Schnelles Reisen für viele Menschen bezahlbar
Geschwindigkeit ist das offensichtliche Alleinstellungsmerkmal des Fliegens. Zwar sind Rad-Schiene- oder Rad-Straße-Systeme in dieser Hinsicht physikalisch ebenfalls nicht limitiert, stoßen aber ökonomisch schnell an ihre Grenzen. Jenseits einer niedrigen dreistelligen Stundenkilometerzahl kostet die zur Überwindung des Luftwiderstandes erforderliche Vortriebskraft einfach zu viel Energie. Flugzeuge hingegen bewegen sich in großen Höhen bei erheblich geringerer Luftdichte. Das gestattet ihnen, schnelles Reisen zu Preisen anzubieten, die für viele Menschen und nicht nur für die besonders Wohlhabenden unter uns bezahlbar sind. Wie teuer wäre wohl der Betrieb eines Zuges, der tausend Kilometer in der Stunde zurücklegt? Genau in diesem Bereich spielt das Flugzeug seinen enormen Effizienzvorteil aus. Menschen fliegen, weil Mobilität für sie „ankommen“ bedeutet und nicht „unterwegs sein“.

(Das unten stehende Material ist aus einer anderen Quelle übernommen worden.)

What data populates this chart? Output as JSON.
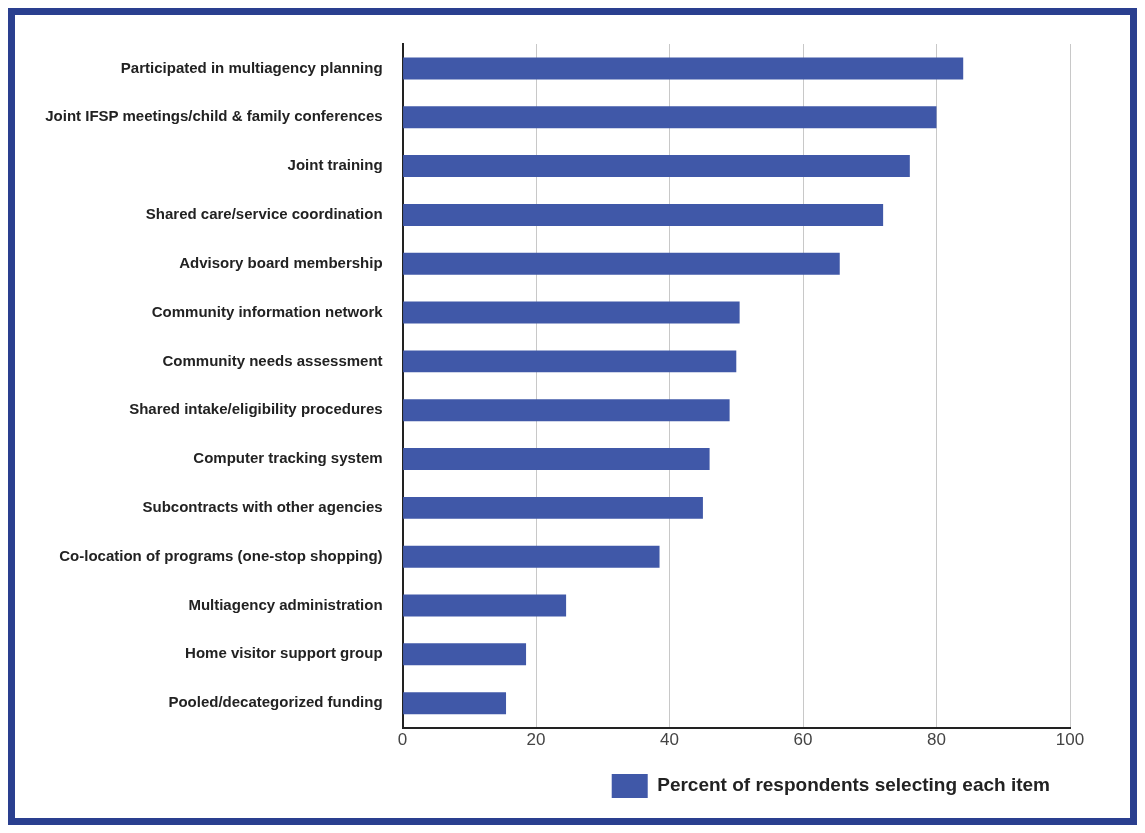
{
  "chart_data": {
    "type": "bar",
    "orientation": "horizontal",
    "categories": [
      "Participated in multiagency planning",
      "Joint IFSP meetings/child & family conferences",
      "Joint training",
      "Shared care/service coordination",
      "Advisory board membership",
      "Community information network",
      "Community needs assessment",
      "Shared intake/eligibility procedures",
      "Computer tracking system",
      "Subcontracts with other agencies",
      "Co-location of programs (one-stop shopping)",
      "Multiagency administration",
      "Home visitor support group",
      "Pooled/decategorized funding"
    ],
    "series": [
      {
        "name": "Percent of respondents selecting each item",
        "color": "#4058a8",
        "values": [
          84,
          80,
          76,
          72,
          65.5,
          50.5,
          50,
          49,
          46,
          45,
          38.5,
          24.5,
          18.5,
          15.5
        ]
      }
    ],
    "xlim": [
      0,
      100
    ],
    "xticks": [
      0,
      20,
      40,
      60,
      80,
      100
    ],
    "grid": "x",
    "legend": "bottom"
  }
}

Der für die Infrastruktur erforderliche Kapitaleinsatz ist vergleichsweise gering. Luftstraßen werden nicht gebaut, sondern programmiert. Die Start- und Landemöglichkeiten sind schon da. Zwei Dutzend gut ausgebaute internationale und regionale Flughäfen in Deutschland sind mit weniger als 50.000 Flugbewegungen im Jahr derzeit nicht ausgelastet. Da fragt man sich, warum nicht noch mehr Leute auf der Kurzstrecke fliegen als bislang schon. Zumal das Geschäftsmodell der Fluglinien, beruhend auf der Subventionierung der Economy-Sitze durch die höheren Klassen, auf ausgereiften Big-Data-Analysen des Buchungsverhaltens und auf dem Auffüllen von Zubringerflügen, manchmal sogar Tickets ermöglicht, die weniger als eine Bahnfahrkarte kosten.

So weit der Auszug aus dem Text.